Já estamos no comboio e sentei-me junto a uma janela no lado esquerdo. Entramos na planicie a todo
o vapor, com os campos verdejantes. Já há um pouco de dialogo entre nós, o ambiente humano vai descontraindo-se.
Sempre gostei muito deste trajecto -a linha do Corgo - entre Régua e Chaves. Começamos a subir e este cavalo
de ferro, a vapor, parece que vai um pouco cansado e a arfar. Esta parte do percurso é espéctacular, com os
vinhedos já a rebentar e a lentidão é tal que quase dá para sair. A fuligem expelida da locomotiva a vapor,
por vezes entrava na carruagem e ficávamos ligeiramente sujos de negro.

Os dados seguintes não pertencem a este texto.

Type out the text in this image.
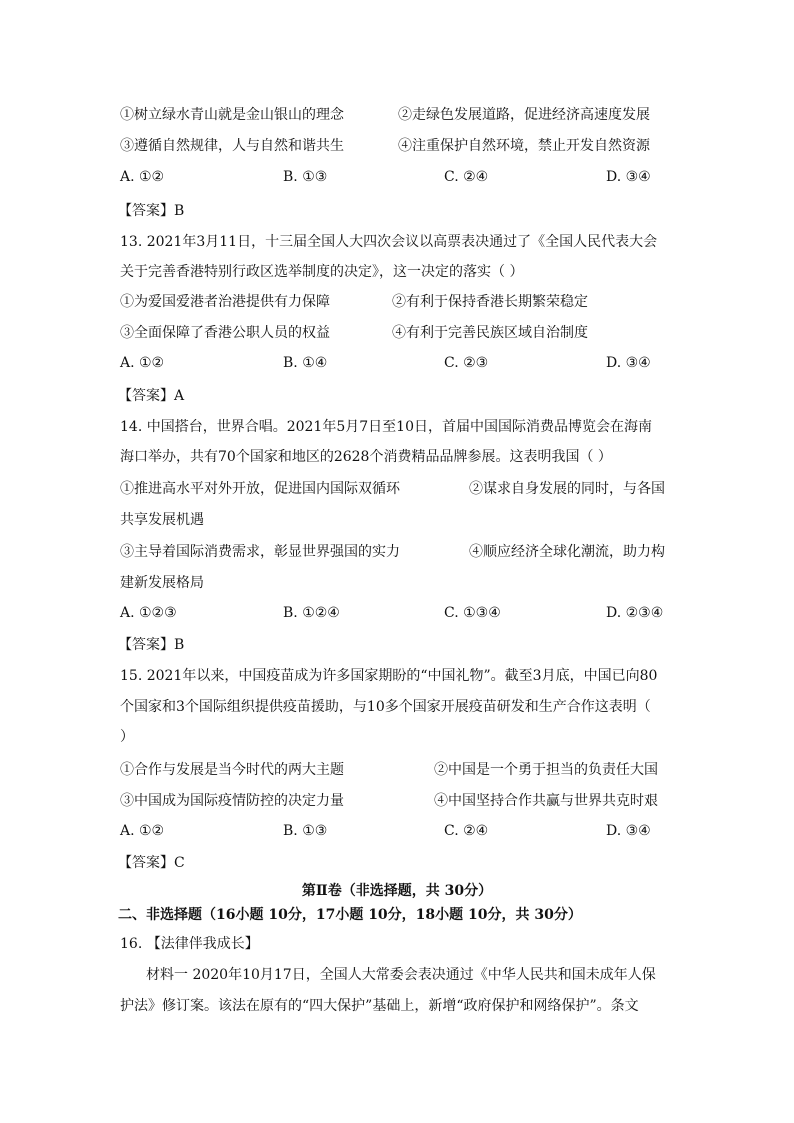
①树立绿水青山就是金山银山的理念	②走绿色发展道路，促进经济高速度发展
③遵循自然规律，人与自然和谐共生	④注重保护自然环境，禁止开发自然资源
A. ①②	B. ①③	C. ②④	D. ③④
【答案】B
13. 2021年3月11日，十三届全国人大四次会议以高票表决通过了《全国人民代表大会
关于完善香港特别行政区选举制度的决定》，这一决定的落实（ ）
①为爱国爱港者治港提供有力保障	②有利于保持香港长期繁荣稳定
③全面保障了香港公职人员的权益	④有利于完善民族区域自治制度
A. ①②	B. ①④	C. ②③	D. ③④
【答案】A
14. 中国搭台，世界合唱。2021年5月7日至10日，首届中国国际消费品博览会在海南
海口举办，共有70个国家和地区的2628个消费精品品牌参展。这表明我国（ ）
①推进高水平对外开放，促进国内国际双循环	②谋求自身发展的同时，与各国
共享发展机遇
③主导着国际消费需求，彰显世界强国的实力	④顺应经济全球化潮流，助力构
建新发展格局
A. ①②③	B. ①②④	C. ①③④	D. ②③④
【答案】B
15. 2021年以来，中国疫苗成为许多国家期盼的“中国礼物”。截至3月底，中国已向80
个国家和3个国际组织提供疫苗援助，与10多个国家开展疫苗研发和生产合作这表明（
）
①合作与发展是当今时代的两大主题	②中国是一个勇于担当的负责任大国
③中国成为国际疫情防控的决定力量	④中国坚持合作共赢与世界共克时艰
A. ①②	B. ①③	C. ②④	D. ③④
【答案】C
第Ⅱ卷（非选择题，共 30分）
二、非选择题（16小题 10分，17小题 10分，18小题 10分，共 30分）
16. 【法律伴我成长】
材料一 2020年10月17日，全国人大常委会表决通过《中华人民共和国未成年人保
护法》修订案。该法在原有的“四大保护”基础上，新增“政府保护和网络保护”。条文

Chegamos à Régua e mudamos de comboio para via larga. A comodidade já é muito melhor e
a viagem muito mais rápida.
Chegamos a Santa Apolónia, espera-nos autocarros de primeiro andar, os chamados Ingleses, mas
de cor verde. Passamos pela Praça do Comércio, Cais do Sodré, Praça da Ribeira, locais por onde andei
e chegamos ao final do percurso, Rocha Conde de Óbidos. O batalhão forma para nos darem o local
onde vamos " viver " durante cerca de um mês. Pego na mala e no saco e entro no mostrengo do Niassa,
e coloco na cabine que me está destinada, duas camas de primeiro andar, cabendo-me a de cima.
Novamente para fora do barco, ainda com tempo para me despedir dos familiares e amigos.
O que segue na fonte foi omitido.